My phone just died, and my neighbour is a dick.

But hidden in the word “neighbour” is a linguistic quirk, which is you can properly speak of your neighbour in the singular even though you very likely have more than one of them. In the most simplistic layout of a street in a town most houses sit between two other houses — a neighbour to the left, a neighbour to the right. But you can still say “my neighbour is a dick” or “my neighbour is Johnny Depp” and not beg the question about who your other neighbour is.

The fictionalised character of Jeselnik within the joke (which becomes, for the duration of the joke, co-extensive with the fictionalised character of Jeselnik on stage) is outraged that his girlfriend would accuse “her neighbour” of molesting her, because he knows and likes him — “he’s a really cool guy”. Right up until this point in the joke, the audience shares Jeselnik’s understanding of the basic structure of the situation: his girlfriend accuses her neighbour of molesting her; Jesenik likes the neighbour and thinks the girlfriend is lying; so he breaks up with her. We don’t know who’s right or wrong exactly, but we think we have a grasp of the layout of the situation. But then comes a line which explodes our understanding:

Not like her creepy-ass other neighbour.

With this line, our perspective widens, we see the situation as it “really” is: Jeselnik’s girlfriend was speaking about her “other neighbour” all along. Like terrible detectives investigating molestation, we’ve cast our net too narrowly, and have been focusing on the wrong “neighbour”.

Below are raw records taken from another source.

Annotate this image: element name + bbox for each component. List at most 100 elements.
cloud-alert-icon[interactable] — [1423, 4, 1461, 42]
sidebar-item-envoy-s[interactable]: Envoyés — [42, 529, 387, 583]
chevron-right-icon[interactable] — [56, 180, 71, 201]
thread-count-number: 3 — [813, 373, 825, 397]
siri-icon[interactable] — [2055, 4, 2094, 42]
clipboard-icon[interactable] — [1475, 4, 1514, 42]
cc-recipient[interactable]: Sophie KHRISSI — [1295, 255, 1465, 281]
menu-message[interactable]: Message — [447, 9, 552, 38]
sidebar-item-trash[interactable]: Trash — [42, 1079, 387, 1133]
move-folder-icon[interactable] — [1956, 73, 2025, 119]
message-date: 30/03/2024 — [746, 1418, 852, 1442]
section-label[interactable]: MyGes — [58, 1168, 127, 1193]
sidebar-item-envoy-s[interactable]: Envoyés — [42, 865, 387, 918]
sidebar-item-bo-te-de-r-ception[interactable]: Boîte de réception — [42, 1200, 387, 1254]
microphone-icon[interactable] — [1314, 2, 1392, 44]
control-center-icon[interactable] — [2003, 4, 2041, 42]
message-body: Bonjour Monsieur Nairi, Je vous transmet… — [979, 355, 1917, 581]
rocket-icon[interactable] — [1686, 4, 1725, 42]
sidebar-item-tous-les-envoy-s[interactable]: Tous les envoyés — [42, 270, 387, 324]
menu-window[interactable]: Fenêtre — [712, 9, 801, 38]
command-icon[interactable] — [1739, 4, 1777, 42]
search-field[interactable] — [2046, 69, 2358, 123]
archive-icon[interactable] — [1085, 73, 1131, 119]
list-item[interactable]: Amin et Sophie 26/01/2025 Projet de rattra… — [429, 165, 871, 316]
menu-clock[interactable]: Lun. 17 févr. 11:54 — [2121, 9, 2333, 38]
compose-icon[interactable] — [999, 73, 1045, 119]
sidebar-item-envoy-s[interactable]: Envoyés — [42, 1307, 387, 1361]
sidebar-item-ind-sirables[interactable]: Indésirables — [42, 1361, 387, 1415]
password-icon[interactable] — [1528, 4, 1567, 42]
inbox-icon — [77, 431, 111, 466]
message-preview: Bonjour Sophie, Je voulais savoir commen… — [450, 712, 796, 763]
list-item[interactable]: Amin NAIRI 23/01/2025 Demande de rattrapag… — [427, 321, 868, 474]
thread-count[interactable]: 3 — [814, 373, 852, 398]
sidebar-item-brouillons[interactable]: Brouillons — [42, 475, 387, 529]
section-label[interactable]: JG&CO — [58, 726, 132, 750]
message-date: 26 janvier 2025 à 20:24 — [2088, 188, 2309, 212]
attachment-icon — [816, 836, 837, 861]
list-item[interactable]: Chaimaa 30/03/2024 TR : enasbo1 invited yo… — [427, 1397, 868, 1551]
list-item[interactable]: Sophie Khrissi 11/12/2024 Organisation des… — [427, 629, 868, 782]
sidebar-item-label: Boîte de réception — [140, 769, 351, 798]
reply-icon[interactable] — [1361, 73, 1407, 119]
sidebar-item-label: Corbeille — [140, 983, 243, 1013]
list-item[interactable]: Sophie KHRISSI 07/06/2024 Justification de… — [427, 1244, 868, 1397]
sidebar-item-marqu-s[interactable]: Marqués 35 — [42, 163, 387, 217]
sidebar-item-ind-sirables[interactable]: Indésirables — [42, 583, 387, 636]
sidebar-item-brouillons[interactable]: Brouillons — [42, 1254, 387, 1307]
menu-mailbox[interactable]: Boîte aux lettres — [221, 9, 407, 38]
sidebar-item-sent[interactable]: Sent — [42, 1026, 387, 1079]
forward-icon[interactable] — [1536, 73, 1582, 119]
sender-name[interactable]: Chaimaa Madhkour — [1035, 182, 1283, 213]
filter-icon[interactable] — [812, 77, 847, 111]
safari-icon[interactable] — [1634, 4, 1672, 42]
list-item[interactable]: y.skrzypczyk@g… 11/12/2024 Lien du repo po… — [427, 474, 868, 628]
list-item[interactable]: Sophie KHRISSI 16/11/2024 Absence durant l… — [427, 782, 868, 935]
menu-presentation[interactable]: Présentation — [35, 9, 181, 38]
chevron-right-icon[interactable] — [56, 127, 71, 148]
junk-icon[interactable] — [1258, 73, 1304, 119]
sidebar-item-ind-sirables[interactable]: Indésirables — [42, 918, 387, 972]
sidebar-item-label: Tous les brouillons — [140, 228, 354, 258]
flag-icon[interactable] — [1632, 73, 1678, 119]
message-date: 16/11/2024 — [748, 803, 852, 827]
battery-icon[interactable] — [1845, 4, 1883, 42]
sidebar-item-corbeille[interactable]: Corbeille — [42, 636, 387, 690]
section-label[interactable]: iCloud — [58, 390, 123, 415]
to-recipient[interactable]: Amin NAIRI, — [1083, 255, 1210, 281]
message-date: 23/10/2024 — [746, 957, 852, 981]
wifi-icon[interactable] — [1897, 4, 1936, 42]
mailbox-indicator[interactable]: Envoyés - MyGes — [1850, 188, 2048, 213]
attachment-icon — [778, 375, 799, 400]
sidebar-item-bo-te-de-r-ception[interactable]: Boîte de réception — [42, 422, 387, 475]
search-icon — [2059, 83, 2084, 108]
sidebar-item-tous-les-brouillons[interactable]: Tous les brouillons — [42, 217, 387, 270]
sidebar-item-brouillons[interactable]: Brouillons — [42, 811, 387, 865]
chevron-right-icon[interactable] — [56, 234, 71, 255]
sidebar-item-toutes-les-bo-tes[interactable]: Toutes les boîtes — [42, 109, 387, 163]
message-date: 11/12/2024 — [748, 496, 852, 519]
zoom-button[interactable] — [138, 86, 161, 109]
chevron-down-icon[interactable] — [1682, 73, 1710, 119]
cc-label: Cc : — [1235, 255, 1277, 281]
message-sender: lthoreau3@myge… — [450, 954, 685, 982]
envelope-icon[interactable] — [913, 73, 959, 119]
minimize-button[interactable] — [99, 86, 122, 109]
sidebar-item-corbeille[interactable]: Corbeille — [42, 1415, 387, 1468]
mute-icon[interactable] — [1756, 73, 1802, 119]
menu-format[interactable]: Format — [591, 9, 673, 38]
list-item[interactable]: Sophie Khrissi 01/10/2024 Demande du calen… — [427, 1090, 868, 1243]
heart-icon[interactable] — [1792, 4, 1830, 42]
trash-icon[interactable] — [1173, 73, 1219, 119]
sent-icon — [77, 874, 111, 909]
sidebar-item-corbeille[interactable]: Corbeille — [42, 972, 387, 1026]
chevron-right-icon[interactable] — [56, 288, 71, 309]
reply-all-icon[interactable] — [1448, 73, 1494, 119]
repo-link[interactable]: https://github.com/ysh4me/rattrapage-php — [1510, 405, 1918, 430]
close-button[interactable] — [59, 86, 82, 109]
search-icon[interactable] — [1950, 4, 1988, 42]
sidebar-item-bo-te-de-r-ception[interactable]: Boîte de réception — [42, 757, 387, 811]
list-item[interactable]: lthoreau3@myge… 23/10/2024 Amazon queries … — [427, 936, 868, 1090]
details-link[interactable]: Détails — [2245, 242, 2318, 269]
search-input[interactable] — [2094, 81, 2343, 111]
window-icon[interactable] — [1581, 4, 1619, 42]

Never mind the dizzying impossibility of the girlfriend never explaining to joke-Jeselnik that he’s thinking about the wrong neighbour, the joke follows a basic structure of reality revelation: the false/misunderstood reality of the set-up is shattered by the punchline. The joke performs a classic “pull back and reveal” of the bigger picture, from reality #1:

[girlfriend] — [cool neighbour]

to reality #2:

[creepy-ass neighbour] — [girlfriend] — [cool neighbour]

with the added twist that joke-Jeselnik knows reality #2 pertains, but acts as if reality #1 is the totality of the situation. Or rather, he’s holding both realities in tension. He has all of the facts and none of the understanding. The angry, self-righteous tone of the joke is part of the humour: Jeselnik is furiously, resolutely wrong.

It’s the same resolute idiocy that Barney Gumble displays in the Simpson’s pull back discussed here, where Barney declares: “My name is Barney, and I’m an alcoholic”, but then refuses to accept that he’s not in an AA meeting even though (as the pull back reveals) he’s surrounded by girl scouts, not alcoholics. It’s a meta-joke: the refusal to accept delivery of a newly revealed reality, that we find funny in addition to the pull back itself.

Although obviously jokes about molestation aren’t funny.